Pesos vs UI vs dólares
En pesos, la tasa nominal suele ser la más alta, pero tenés que descontarle la inflación para saber lo que ganás de verdad. En UI (unidad indexada, que ajusta por inflación), el capital acompaña la suba de precios y encima te pagan una tasa por encima: protege tu poder de compra. En dólares, las tasas son bajas y ganás si el dólar sube frente al peso, pero perdés poder de compra si tus gastos son en pesos y el dólar queda quieto. No hay una opción siempre ganadora: depende de en qué moneda vas a gastar esa plata.

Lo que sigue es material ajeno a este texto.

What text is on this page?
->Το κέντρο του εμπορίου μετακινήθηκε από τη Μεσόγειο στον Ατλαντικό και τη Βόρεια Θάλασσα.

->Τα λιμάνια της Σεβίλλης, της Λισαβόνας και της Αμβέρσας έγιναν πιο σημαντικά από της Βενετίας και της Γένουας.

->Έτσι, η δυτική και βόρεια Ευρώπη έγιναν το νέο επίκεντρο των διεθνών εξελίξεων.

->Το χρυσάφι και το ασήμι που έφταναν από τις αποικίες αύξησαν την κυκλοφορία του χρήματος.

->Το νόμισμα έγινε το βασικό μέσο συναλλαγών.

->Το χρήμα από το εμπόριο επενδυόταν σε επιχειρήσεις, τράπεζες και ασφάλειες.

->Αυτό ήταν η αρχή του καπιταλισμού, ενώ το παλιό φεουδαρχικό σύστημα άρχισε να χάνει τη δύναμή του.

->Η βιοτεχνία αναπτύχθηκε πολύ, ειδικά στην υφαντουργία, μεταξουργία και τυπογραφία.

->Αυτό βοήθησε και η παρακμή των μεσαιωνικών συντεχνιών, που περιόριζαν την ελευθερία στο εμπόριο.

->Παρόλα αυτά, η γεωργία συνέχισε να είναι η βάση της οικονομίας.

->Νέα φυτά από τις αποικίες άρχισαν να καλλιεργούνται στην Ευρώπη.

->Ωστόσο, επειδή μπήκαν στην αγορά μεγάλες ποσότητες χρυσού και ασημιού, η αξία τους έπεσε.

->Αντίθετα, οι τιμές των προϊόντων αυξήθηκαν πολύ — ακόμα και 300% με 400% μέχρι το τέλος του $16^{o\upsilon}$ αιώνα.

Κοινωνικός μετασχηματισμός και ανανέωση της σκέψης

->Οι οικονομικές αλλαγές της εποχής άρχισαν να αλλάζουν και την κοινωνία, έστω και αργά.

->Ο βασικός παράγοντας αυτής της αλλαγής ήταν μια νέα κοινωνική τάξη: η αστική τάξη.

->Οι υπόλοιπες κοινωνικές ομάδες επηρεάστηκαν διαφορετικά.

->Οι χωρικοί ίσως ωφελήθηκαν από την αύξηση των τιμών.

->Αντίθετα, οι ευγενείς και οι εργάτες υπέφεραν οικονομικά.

Tasa real frente a la inflación
El error más común es mirar la tasa nominal y creer que eso es lo que ganás. Lo que importa es la tasa real: la nominal menos la inflación del período. Si un plazo fijo en pesos paga una tasa nominal pero la inflación se la come casi entera, tu ganancia real es mínima o incluso negativa en poder de compra. Por eso la UI es interesante para el ahorrista conservador uruguayo: al indexarse a la inflación, te ayuda a no perder poder adquisitivo, y la tasa que paga encima es tu ganancia real. Tené presente que los intereses de un plazo fijo suelen estar gravados por IRPF (rentas del capital), que el banco te retiene, así que tu rendimiento neto es algo menor a la tasa publicada; confirmá la retención vigente con tu banco o en DGI. Compará siempre contra la inflación, no en el vacío.
La garantía de COPAB
Los depósitos en bancos uruguayos cuentan con el respaldo del Fondo de Garantía de Depósitos que administra COPAB. La cobertura es por persona y por institución, y tiene topes: según COPAB, actualmente alcanza hasta el equivalente a UI 250.000 para depósitos en moneda nacional y hasta USD 10.000 para depósitos en moneda extranjera, incluyendo capital e intereses. No pagás prima por esta garantía. Si tu depósito supera esos límites, conviene repartirlo entre instituciones. Verificá los montos vigentes directamente en COPAB, ya que pueden actualizarse.
Liquidez: la contracara
El plazo fijo inmoviliza tu plata hasta el vencimiento. Esa es su principal desventaja frente a una caja de ahorro. Por eso no es el mejor lugar para todo tu fondo de emergencia si necesitás disponibilidad inmediata, aunque un plazo fijo corto y renovable puede servir para una parte. Una estrategia común es escalonar vencimientos: dividir el monto en varios plazos fijos que vencen en fechas distintas, para tener liquidez periódica sin romper todo de golpe. Elegí el plazo según cuándo creés que vas a necesitar esa plata, no según la tasa más alta.
¿Entonces conviene?
El plazo fijo conviene como pieza conservadora de una cartera: para preservar capital, para plata que vas a usar en el corto plazo o para quien no tolera volatilidad. No es un instrumento para hacer crecer el patrimonio a largo plazo, porque su rendimiento real suele ser bajo. Para plazos largos, otros instrumentos suelen rendir más. Esto es información general y no asesoramiento: compará tasas entre bancos, mirá la tasa real contra la inflación, tené presente los impuestos y confirmá condiciones y garantías vigentes en fuentes oficiales (BCU, COPAB, DGI) o con un profesional antes de decidir. Podés usar un conversor de UI y una calculadora de plazo fijo para simular tu caso.